Another of Ragbir's initiatives, which he dubs the "just in time" mathematics approach, brought about a marked improvement in grades and retention rates. "I revise the mathematics the students need before I teach them the physics," he explains.
"I also show them how the theory and principles I am teaching are applied in a real-life engineering project," says Ragbir. "This gives them a one-to-one appreciation between theory and practice."
Ragbir says one of the things he enjoys most about his role is when first-year students' faces light up when they have understood a difficult solution to a problem or a mathematical derivation of a theory in physics. In fact, he says one of the most rewarding experiences he's had while working at UWS, was a light bulb moment from his students. "After I had shown the class the derivation of a difficult theory in physics, the whole class got up and gave me a round of applause and whistles," he says. "They had seen the light. It was a great moment."
Jorge teaches Health and Physical Education in the Master of Teaching (Primary) and was recognised for respecting and supporting students' development as individuals, as well as challenging pre-service teachers' attitudes towards health and physical education and supporting their development as holistic critical thinkers and agents of change.
Jorge says research has shown that students may not feel prepared or are scared to go outside and teach Health and Physical Education to primary students and that they have several inflexible, preconceived ideas about what teaching Health and Physical Education means – from ideas with what girls and boys should or shouldn't do with their bodies through to ideas on tough sports training.

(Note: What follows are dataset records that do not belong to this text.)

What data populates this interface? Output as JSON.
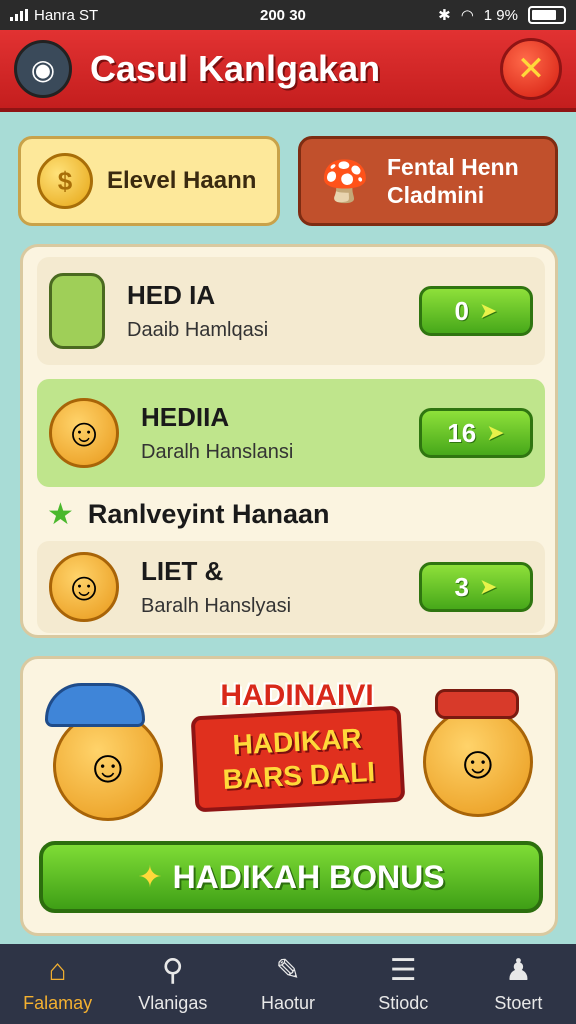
{
  "status_bar": {
    "carrier": "Hanra ST",
    "time": "200 30",
    "battery": "1 9%"
  },
  "header": {
    "title": "Casul Kanlgakan",
    "logo_icon": "gamepad-icon",
    "close_icon": "close-icon"
  },
  "top_cards": {
    "level_label": "Elevel Haann",
    "rental_label_line1": "Fental Henn",
    "rental_label_line2": "Cladmini"
  },
  "list": {
    "items": [
      {
        "title": "HED IA",
        "subtitle": "Daaib Hamlqasi",
        "value": "0",
        "icon": "bottle-icon"
      },
      {
        "title": "HEDIIA",
        "subtitle": "Daralh Hanslansi",
        "value": "16",
        "icon": "smiling-face-icon"
      }
    ],
    "section_label": "Ranlveyint Hanaan",
    "section_item": {
      "title": "LIET &",
      "subtitle": "Baralh Hanslyasi",
      "value": "3",
      "icon": "smiling-face-icon"
    }
  },
  "bonus": {
    "header": "HADINAIVI",
    "badge_line1": "HADIKAR",
    "badge_line2": "BARS DALI",
    "button_label": "HADIKAH BONUS"
  },
  "nav": {
    "items": [
      {
        "label": "Falamay",
        "icon": "home-icon",
        "active": true
      },
      {
        "label": "Vlanigas",
        "icon": "search-icon",
        "active": false
      },
      {
        "label": "Haotur",
        "icon": "edit-icon",
        "active": false
      },
      {
        "label": "Stiodc",
        "icon": "document-icon",
        "active": false
      },
      {
        "label": "Stoert",
        "icon": "profile-icon",
        "active": false
      }
    ]
  },
  "colors": {
    "header_red": "#d42828",
    "accent_green": "#5bb824",
    "nav_bg": "#2e3446",
    "nav_active": "#f3b030"
  }
}
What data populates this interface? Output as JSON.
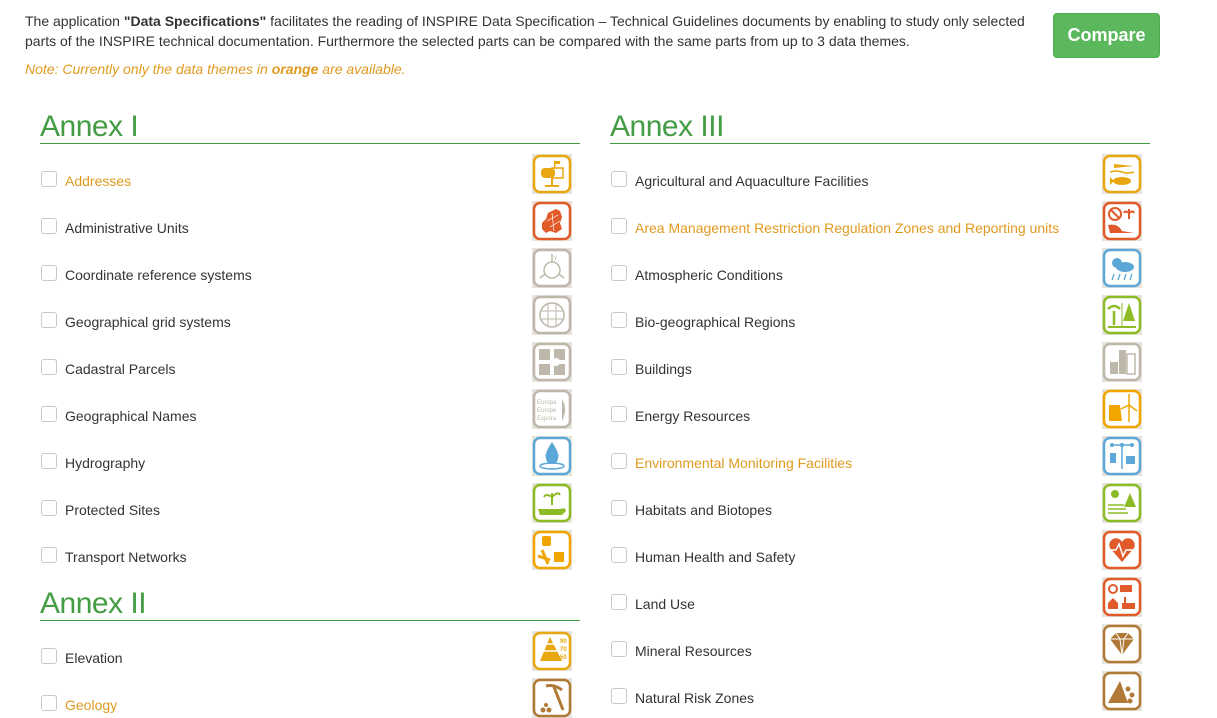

"We find out together that kicking a ball is much more than a technique – it involves fun, critical thinking, learning, socialising and individual empowerment. In my courses, students face a transformative academic experience in Health and Physical Education. By establishing a respectful and supportive dialogue with students, we challenge common-sense assumptions on body and sport education. This enables a creative transformation on the teaching of this field so the students leave their courses with not only deeper academic understanding but with a drive to challenge the status quo of body/physical education in schools of Western Sydney."
Jorge says one the things he enjoys most about his role is learning about different cultures and he also shares one of the most rewarding experiences he has had while teaching at UWS: "It was a warm afternoon when, after tutorial had finished, students simply refused to leave and we stayed the whole afternoon, having deep educational conversations under a shaded area next to the Bankstown oval."
As well as the OLT citations, Professor Craig Gonsalvez from the School of Sciences and Psychology received a large, multi-institutional OLT Innovation and Development Grant; and Emeritus Professor Geoff Scott, Professor Roy Tasker and Professor Pauline Ross each received an OLT Fellowship.